Analysis used independent comparisons of outcome measures between masked and unmasked reviewers (excluding manuscripts for which 1 reviewer had withheld consent for unmasking), paired comparisons between blinded and unblinded reviewers, and independent comparisons between masked unblinded reviewers and uninformed reviewers, using t tests. Two-way analysis of variance was used to compare the 2 factors in the 4 intervention arms of the study.

Results

Recruitment and Randomization

Between January and June 1997, an estimated 570 eligible manuscripts were sent for peer review. Of these, 43 were not entered into the study, either as a result of an administrative error or because, in the case of 5 pairs of articles by the same authors, a decision was made that only the first article would be included. The 527 manuscripts (92%) included consisted of 393 research articles, 74 short reports, and 60 general practice research articles. Of these 527 manuscripts, 60 were excluded after randomization, either because it proved impossible to obtain 2 suitable reviews without causing an unacceptable delay in the editorial decision-making process or because a reviewer who was randomized to receive a blinded manuscript had the authors' identity revealed in error. The distribution of short reports, research articles, and general practice articles was similar for the exclusions and for the total sample.

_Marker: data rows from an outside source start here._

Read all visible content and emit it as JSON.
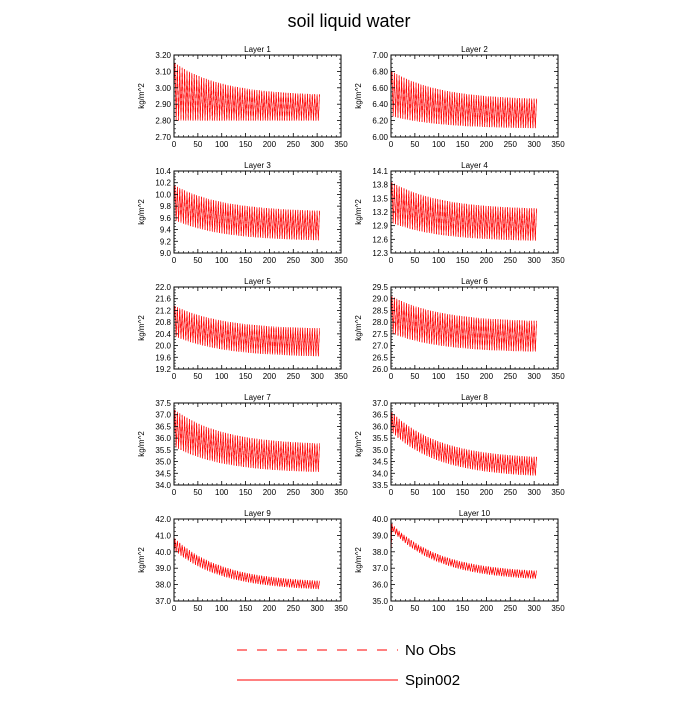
{
  "title": "soil liquid water",
  "legend": {
    "entries": [
      {
        "label": "No Obs",
        "color": "#ff0000",
        "style": "dashed"
      },
      {
        "label": "Spin002",
        "color": "#ff0000",
        "style": "solid"
      }
    ]
  },
  "chart_data": [
    {
      "type": "line",
      "title": "Layer 1",
      "xlabel": "",
      "ylabel": "kg/m^2",
      "xlim": [
        0,
        350
      ],
      "ylim": [
        2.7,
        3.2
      ],
      "xticks": [
        0,
        50,
        100,
        150,
        200,
        250,
        300,
        350
      ],
      "xtick_labels": [
        "0",
        "50",
        "100",
        "150",
        "200",
        "250",
        "300",
        "350"
      ],
      "yticks": [
        2.7,
        2.8,
        2.9,
        3.0,
        3.1,
        3.2
      ],
      "ytick_labels": [
        "2.70",
        "2.80",
        "2.90",
        "3.00",
        "3.10",
        "3.20"
      ],
      "x_end": 305,
      "envelope": {
        "upper_start": 3.15,
        "upper_end": 2.95,
        "lower_start": 2.8,
        "lower_end": 2.8
      },
      "series": [
        {
          "name": "No Obs",
          "style": "dashed"
        },
        {
          "name": "Spin002",
          "style": "solid"
        }
      ]
    },
    {
      "type": "line",
      "title": "Layer 2",
      "xlabel": "",
      "ylabel": "kg/m^2",
      "xlim": [
        0,
        350
      ],
      "ylim": [
        6.0,
        7.0
      ],
      "xticks": [
        0,
        50,
        100,
        150,
        200,
        250,
        300,
        350
      ],
      "xtick_labels": [
        "0",
        "50",
        "100",
        "150",
        "200",
        "250",
        "300",
        "350"
      ],
      "yticks": [
        6.0,
        6.2,
        6.4,
        6.6,
        6.8,
        7.0
      ],
      "ytick_labels": [
        "6.00",
        "6.20",
        "6.40",
        "6.60",
        "6.80",
        "7.00"
      ],
      "x_end": 305,
      "envelope": {
        "upper_start": 6.8,
        "upper_end": 6.45,
        "lower_start": 6.25,
        "lower_end": 6.1
      },
      "series": [
        {
          "name": "No Obs",
          "style": "dashed"
        },
        {
          "name": "Spin002",
          "style": "solid"
        }
      ]
    },
    {
      "type": "line",
      "title": "Layer 3",
      "xlabel": "",
      "ylabel": "kg/m^2",
      "xlim": [
        0,
        350
      ],
      "ylim": [
        9.0,
        10.4
      ],
      "xticks": [
        0,
        50,
        100,
        150,
        200,
        250,
        300,
        350
      ],
      "xtick_labels": [
        "0",
        "50",
        "100",
        "150",
        "200",
        "250",
        "300",
        "350"
      ],
      "yticks": [
        9.0,
        9.2,
        9.4,
        9.6,
        9.8,
        10.0,
        10.2,
        10.4
      ],
      "ytick_labels": [
        "9.0",
        "9.2",
        "9.4",
        "9.6",
        "9.8",
        "10.0",
        "10.2",
        "10.4"
      ],
      "x_end": 305,
      "envelope": {
        "upper_start": 10.15,
        "upper_end": 9.7,
        "lower_start": 9.55,
        "lower_end": 9.2
      },
      "series": [
        {
          "name": "No Obs",
          "style": "dashed"
        },
        {
          "name": "Spin002",
          "style": "solid"
        }
      ]
    },
    {
      "type": "line",
      "title": "Layer 4",
      "xlabel": "",
      "ylabel": "kg/m^2",
      "xlim": [
        0,
        350
      ],
      "ylim": [
        12.3,
        14.1
      ],
      "xticks": [
        0,
        50,
        100,
        150,
        200,
        250,
        300,
        350
      ],
      "xtick_labels": [
        "0",
        "50",
        "100",
        "150",
        "200",
        "250",
        "300",
        "350"
      ],
      "yticks": [
        12.3,
        12.6,
        12.9,
        13.2,
        13.5,
        13.8,
        14.1
      ],
      "ytick_labels": [
        "12.3",
        "12.6",
        "12.9",
        "13.2",
        "13.5",
        "13.8",
        "14.1"
      ],
      "x_end": 305,
      "envelope": {
        "upper_start": 13.85,
        "upper_end": 13.25,
        "lower_start": 12.95,
        "lower_end": 12.55
      },
      "series": [
        {
          "name": "No Obs",
          "style": "dashed"
        },
        {
          "name": "Spin002",
          "style": "solid"
        }
      ]
    },
    {
      "type": "line",
      "title": "Layer 5",
      "xlabel": "",
      "ylabel": "kg/m^2",
      "xlim": [
        0,
        350
      ],
      "ylim": [
        19.2,
        22.0
      ],
      "xticks": [
        0,
        50,
        100,
        150,
        200,
        250,
        300,
        350
      ],
      "xtick_labels": [
        "0",
        "50",
        "100",
        "150",
        "200",
        "250",
        "300",
        "350"
      ],
      "yticks": [
        19.2,
        19.6,
        20.0,
        20.4,
        20.8,
        21.2,
        21.6,
        22.0
      ],
      "ytick_labels": [
        "19.2",
        "19.6",
        "20.0",
        "20.4",
        "20.8",
        "21.2",
        "21.6",
        "22.0"
      ],
      "x_end": 305,
      "envelope": {
        "upper_start": 21.35,
        "upper_end": 20.55,
        "lower_start": 20.3,
        "lower_end": 19.6
      },
      "series": [
        {
          "name": "No Obs",
          "style": "dashed"
        },
        {
          "name": "Spin002",
          "style": "solid"
        }
      ]
    },
    {
      "type": "line",
      "title": "Layer 6",
      "xlabel": "",
      "ylabel": "kg/m^2",
      "xlim": [
        0,
        350
      ],
      "ylim": [
        26.0,
        29.5
      ],
      "xticks": [
        0,
        50,
        100,
        150,
        200,
        250,
        300,
        350
      ],
      "xtick_labels": [
        "0",
        "50",
        "100",
        "150",
        "200",
        "250",
        "300",
        "350"
      ],
      "yticks": [
        26.0,
        26.5,
        27.0,
        27.5,
        28.0,
        28.5,
        29.0,
        29.5
      ],
      "ytick_labels": [
        "26.0",
        "26.5",
        "27.0",
        "27.5",
        "28.0",
        "28.5",
        "29.0",
        "29.5"
      ],
      "x_end": 305,
      "envelope": {
        "upper_start": 29.1,
        "upper_end": 28.0,
        "lower_start": 27.5,
        "lower_end": 26.7
      },
      "series": [
        {
          "name": "No Obs",
          "style": "dashed"
        },
        {
          "name": "Spin002",
          "style": "solid"
        }
      ]
    },
    {
      "type": "line",
      "title": "Layer 7",
      "xlabel": "",
      "ylabel": "kg/m^2",
      "xlim": [
        0,
        350
      ],
      "ylim": [
        34.0,
        37.5
      ],
      "xticks": [
        0,
        50,
        100,
        150,
        200,
        250,
        300,
        350
      ],
      "xtick_labels": [
        "0",
        "50",
        "100",
        "150",
        "200",
        "250",
        "300",
        "350"
      ],
      "yticks": [
        34.0,
        34.5,
        35.0,
        35.5,
        36.0,
        36.5,
        37.0,
        37.5
      ],
      "ytick_labels": [
        "34.0",
        "34.5",
        "35.0",
        "35.5",
        "36.0",
        "36.5",
        "37.0",
        "37.5"
      ],
      "x_end": 305,
      "envelope": {
        "upper_start": 37.2,
        "upper_end": 35.7,
        "lower_start": 35.6,
        "lower_end": 34.5
      },
      "series": [
        {
          "name": "No Obs",
          "style": "dashed"
        },
        {
          "name": "Spin002",
          "style": "solid"
        }
      ]
    },
    {
      "type": "line",
      "title": "Layer 8",
      "xlabel": "",
      "ylabel": "kg/m^2",
      "xlim": [
        0,
        350
      ],
      "ylim": [
        33.5,
        37.0
      ],
      "xticks": [
        0,
        50,
        100,
        150,
        200,
        250,
        300,
        350
      ],
      "xtick_labels": [
        "0",
        "50",
        "100",
        "150",
        "200",
        "250",
        "300",
        "350"
      ],
      "yticks": [
        33.5,
        34.0,
        34.5,
        35.0,
        35.5,
        36.0,
        36.5,
        37.0
      ],
      "ytick_labels": [
        "33.5",
        "34.0",
        "34.5",
        "35.0",
        "35.5",
        "36.0",
        "36.5",
        "37.0"
      ],
      "x_end": 305,
      "envelope": {
        "upper_start": 36.6,
        "upper_end": 34.6,
        "lower_start": 35.7,
        "lower_end": 33.8
      },
      "series": [
        {
          "name": "No Obs",
          "style": "dashed"
        },
        {
          "name": "Spin002",
          "style": "solid"
        }
      ]
    },
    {
      "type": "line",
      "title": "Layer 9",
      "xlabel": "",
      "ylabel": "kg/m^2",
      "xlim": [
        0,
        350
      ],
      "ylim": [
        37.0,
        42.0
      ],
      "xticks": [
        0,
        50,
        100,
        150,
        200,
        250,
        300,
        350
      ],
      "xtick_labels": [
        "0",
        "50",
        "100",
        "150",
        "200",
        "250",
        "300",
        "350"
      ],
      "yticks": [
        37.0,
        38.0,
        39.0,
        40.0,
        41.0,
        42.0
      ],
      "ytick_labels": [
        "37.0",
        "38.0",
        "39.0",
        "40.0",
        "41.0",
        "42.0"
      ],
      "x_end": 305,
      "envelope": {
        "upper_start": 40.8,
        "upper_end": 38.1,
        "lower_start": 40.0,
        "lower_end": 37.6
      },
      "series": [
        {
          "name": "No Obs",
          "style": "dashed"
        },
        {
          "name": "Spin002",
          "style": "solid"
        }
      ]
    },
    {
      "type": "line",
      "title": "Layer 10",
      "xlabel": "",
      "ylabel": "kg/m^2",
      "xlim": [
        0,
        350
      ],
      "ylim": [
        35.0,
        40.0
      ],
      "xticks": [
        0,
        50,
        100,
        150,
        200,
        250,
        300,
        350
      ],
      "xtick_labels": [
        "0",
        "50",
        "100",
        "150",
        "200",
        "250",
        "300",
        "350"
      ],
      "yticks": [
        35.0,
        36.0,
        37.0,
        38.0,
        39.0,
        40.0
      ],
      "ytick_labels": [
        "35.0",
        "36.0",
        "37.0",
        "38.0",
        "39.0",
        "40.0"
      ],
      "x_end": 305,
      "envelope": {
        "upper_start": 39.7,
        "upper_end": 36.7,
        "lower_start": 39.2,
        "lower_end": 36.2
      },
      "series": [
        {
          "name": "No Obs",
          "style": "dashed"
        },
        {
          "name": "Spin002",
          "style": "solid"
        }
      ]
    }
  ]
}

The remaining 467 manuscripts were randomized to the masked group (n=149), the unmasked group (n=160), and the uninformed group (n=158). For the 160 manuscripts in the unmasked group, 10 of the 320 reviewers did not give consent to their identity being revealed. These 10 manuscripts were included in the preference arm (Figure 1). Successful follow-up was achieved for all 467 manuscripts.

In order to assess the success of randomization, we compared characteristics of the manuscripts (geographic origin) and the reviewers (mean age, residence in North America, postgraduate training in epidemiology or statistics, involved in medical research). There were no striking differences between groups. Exclusions did not introduce any bias.

Success of Blinding. Of the 309 blinded reviewers, 293 (95%) replied to the question concerning whether they could identify the authors of the manuscript. With successful blinding defined as either author not identified or author identified incorrectly, 170 reviewers (58%) were successfully blinded (Table 1). The main reasons given for being able to identify the author included self-referencing, clues contained within the text of the manuscript, and a small research field. If successful blinding is extended to include those who were only partially successful in identifying authorship (for example, named one author correctly but others incorrectly), then 196 reviewers (67%) were successfully blinded.

Table 1.—Assessment of the Success of Blinding
Table 1.—Assessment of the Success of Blinding
Image description not available.

Extent of a Hawthorne Effect. There was no evidence of any difference between masked unblinded and uninformed reviewers and therefore no detectable Hawthorne effect (Table 2).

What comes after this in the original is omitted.